Así pues, aceptémoslo, la democracia tiene muchas complicaciones. De ahí el sarcasmo de que es el peor sistema de gobierno... a excepción de todos los demás. Desgraciadamente, la democracia no es un conjunto de reglas con carácter facultativo, es decir, no se pueden seleccionar que reglas nos viene bien respetar y cuales nos conviene sustituir por supuestas ventajas de las dictaduras, ni siquiera en situaciones excepcionales como una epidemia.
El peligro que crece dentro
(...) Todas estas propuestas distópicas encuentran su anclaje en una sociedad de sujetos cada vez más irritables e intolerantes, obsesionados con su propia tranquilidad y seguridad, individuos para los que soportar el sonido de un motor diésel, el olor de un cigarrillo encendido a cien metros, el grito de un niño, incluso el ladrido de un perro, se ha vuelto insoportable.
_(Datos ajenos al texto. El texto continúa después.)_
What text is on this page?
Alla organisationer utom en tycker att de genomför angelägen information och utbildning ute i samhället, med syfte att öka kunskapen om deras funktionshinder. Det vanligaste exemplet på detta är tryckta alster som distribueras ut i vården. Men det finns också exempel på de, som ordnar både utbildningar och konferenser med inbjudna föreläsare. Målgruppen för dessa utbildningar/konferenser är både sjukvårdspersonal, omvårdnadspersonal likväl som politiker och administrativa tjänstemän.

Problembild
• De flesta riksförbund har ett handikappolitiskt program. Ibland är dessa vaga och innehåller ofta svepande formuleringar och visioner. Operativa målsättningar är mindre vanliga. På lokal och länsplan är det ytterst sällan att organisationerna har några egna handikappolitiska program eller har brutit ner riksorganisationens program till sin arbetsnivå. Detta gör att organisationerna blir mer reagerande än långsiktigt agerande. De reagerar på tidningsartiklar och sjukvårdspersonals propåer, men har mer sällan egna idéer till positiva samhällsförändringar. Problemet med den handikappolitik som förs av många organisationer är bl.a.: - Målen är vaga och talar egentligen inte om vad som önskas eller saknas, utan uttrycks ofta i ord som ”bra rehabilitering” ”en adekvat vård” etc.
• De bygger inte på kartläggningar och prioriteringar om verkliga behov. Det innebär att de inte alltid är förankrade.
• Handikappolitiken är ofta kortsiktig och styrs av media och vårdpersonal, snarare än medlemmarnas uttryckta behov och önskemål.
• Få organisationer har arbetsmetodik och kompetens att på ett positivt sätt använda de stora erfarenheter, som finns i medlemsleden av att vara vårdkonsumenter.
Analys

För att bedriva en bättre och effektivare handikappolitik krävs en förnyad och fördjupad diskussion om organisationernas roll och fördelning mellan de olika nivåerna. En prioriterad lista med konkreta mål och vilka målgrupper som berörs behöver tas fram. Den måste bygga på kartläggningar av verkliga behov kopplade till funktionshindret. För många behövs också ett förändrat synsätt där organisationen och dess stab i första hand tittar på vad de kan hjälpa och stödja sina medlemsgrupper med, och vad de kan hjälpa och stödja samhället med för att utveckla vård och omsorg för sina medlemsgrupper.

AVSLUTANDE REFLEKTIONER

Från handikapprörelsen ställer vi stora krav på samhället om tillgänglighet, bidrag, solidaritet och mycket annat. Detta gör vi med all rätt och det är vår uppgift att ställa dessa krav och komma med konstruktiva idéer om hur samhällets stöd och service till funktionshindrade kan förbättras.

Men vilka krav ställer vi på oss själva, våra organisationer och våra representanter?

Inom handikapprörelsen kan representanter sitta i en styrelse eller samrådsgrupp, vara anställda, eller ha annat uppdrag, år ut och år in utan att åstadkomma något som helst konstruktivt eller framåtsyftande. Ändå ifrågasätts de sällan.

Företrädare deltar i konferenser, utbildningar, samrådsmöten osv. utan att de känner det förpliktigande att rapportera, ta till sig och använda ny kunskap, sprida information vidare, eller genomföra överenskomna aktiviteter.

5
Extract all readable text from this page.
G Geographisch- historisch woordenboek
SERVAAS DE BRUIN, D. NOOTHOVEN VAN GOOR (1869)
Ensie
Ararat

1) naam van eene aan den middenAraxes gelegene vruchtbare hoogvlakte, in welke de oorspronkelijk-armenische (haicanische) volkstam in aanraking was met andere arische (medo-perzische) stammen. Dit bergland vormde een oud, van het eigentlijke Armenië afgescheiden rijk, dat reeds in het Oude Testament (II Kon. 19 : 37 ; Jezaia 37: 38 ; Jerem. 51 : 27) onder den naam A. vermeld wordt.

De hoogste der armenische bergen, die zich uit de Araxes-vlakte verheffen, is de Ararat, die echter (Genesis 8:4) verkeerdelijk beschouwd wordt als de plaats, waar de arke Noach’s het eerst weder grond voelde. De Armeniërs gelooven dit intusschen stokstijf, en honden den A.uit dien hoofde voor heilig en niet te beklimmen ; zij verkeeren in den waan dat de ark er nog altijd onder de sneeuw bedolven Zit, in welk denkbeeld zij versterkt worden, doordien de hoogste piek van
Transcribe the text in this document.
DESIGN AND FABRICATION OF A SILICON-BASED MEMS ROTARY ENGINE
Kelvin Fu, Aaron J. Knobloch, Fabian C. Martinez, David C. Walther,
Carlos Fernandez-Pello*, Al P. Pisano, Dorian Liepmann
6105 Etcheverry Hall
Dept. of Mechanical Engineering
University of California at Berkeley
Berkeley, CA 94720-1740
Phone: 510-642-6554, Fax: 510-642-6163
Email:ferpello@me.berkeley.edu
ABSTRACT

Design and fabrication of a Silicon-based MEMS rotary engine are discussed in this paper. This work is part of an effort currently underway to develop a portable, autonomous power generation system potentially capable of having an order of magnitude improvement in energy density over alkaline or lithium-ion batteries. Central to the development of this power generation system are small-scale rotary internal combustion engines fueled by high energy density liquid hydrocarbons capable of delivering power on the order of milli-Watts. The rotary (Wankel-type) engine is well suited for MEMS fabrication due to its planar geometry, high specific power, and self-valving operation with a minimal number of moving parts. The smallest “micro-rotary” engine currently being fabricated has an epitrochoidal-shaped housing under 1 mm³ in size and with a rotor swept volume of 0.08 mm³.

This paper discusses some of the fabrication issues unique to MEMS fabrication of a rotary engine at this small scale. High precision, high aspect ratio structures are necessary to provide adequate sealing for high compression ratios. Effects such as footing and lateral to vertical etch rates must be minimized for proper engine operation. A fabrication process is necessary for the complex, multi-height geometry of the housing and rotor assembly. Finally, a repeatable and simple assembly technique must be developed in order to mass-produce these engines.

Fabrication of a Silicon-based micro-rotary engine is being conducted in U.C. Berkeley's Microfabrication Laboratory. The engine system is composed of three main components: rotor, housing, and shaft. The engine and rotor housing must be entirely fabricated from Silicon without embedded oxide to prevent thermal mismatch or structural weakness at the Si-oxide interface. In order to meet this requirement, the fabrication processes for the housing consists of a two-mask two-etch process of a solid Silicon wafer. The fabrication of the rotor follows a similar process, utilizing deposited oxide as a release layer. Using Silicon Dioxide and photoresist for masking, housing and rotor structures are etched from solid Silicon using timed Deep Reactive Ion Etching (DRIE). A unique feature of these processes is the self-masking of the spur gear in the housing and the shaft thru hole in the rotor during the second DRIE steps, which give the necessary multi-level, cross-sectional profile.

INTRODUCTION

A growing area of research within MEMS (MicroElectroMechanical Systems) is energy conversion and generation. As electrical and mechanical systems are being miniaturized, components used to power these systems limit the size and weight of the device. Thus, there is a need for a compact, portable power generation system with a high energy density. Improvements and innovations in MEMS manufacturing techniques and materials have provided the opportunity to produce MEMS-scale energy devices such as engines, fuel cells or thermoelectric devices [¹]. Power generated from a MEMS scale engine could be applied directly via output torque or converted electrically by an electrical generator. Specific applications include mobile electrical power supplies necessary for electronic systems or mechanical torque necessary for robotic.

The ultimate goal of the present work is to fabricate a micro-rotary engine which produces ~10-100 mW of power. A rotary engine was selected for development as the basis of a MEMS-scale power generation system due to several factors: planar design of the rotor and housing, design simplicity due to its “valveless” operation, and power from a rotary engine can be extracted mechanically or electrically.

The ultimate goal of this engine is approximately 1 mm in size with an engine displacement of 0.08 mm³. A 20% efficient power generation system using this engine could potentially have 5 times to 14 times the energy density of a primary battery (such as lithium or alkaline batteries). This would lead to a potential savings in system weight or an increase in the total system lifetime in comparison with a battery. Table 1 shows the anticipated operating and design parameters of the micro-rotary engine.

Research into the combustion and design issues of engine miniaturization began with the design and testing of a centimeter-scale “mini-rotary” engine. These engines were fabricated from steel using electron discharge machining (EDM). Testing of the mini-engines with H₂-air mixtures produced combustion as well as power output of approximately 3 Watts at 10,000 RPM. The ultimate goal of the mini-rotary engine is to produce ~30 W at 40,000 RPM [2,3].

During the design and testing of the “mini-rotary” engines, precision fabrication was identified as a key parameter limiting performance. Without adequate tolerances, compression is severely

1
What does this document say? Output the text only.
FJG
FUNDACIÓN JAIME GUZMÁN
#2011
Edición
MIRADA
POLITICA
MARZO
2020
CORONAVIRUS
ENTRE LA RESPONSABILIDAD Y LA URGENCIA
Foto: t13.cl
A todo el mundo le molesta lo que hace todo el mundo. De hecho, diría que a todo el mundo le sobra todo el mundo. Y, claro, todo el mundo quiere que se limite la libertad de todo el mundo. Proliferan los cascarrabias a los que les disgusta soportar las inconveniencias de la convivencia.
Al concluir la epidemia, políticos, tecnócratas, académicos e ideólogos propusieron aprovechar la coyuntura, ese gran shock para acometer lo que dieron en llamar "El gran reinicio". Su idea era resetearnos y transformar definitivamente el ya muy venido a menos occidente capitalista y competitivo en otro sostenible, igualitario y dirigido por expertos. Muchos protestaron entonces airadamente sin sospechar que ya estaban siendo víctimas de sus propias intransigencias; es decir, que el germen de El gran reinicio llevaba tiempo en su interior.
Aprender a aceptar la democracia tal cual es y bregar con ella en realidad es lo mismo que aprender a soportar los inconvenientes de la vida en sociedad, con sus ruidos, humos y sobresaltos. Debemos ser exigentes, pero también pacientes y ejemplares; fiscalizar a los gobernantes, pero también ser responsables en lo nuestro y comprensivos con lo de los demás. Aceptar, en definitiva, que ser en el mundo de lo real implica sobrellevar con entereza y templanza las crisis, las innumerables polémicas públicas y los roces. Si no somos capaces de sobrellevar todo esto, acabaremos en un mundo donde. otra vez, se podrá emparedar literalmente a las personas en sus propias casas, con el pretexto de combatir un virus (quién sabe si también para acabar con los malos humos), bastará con la firma de un burócrata.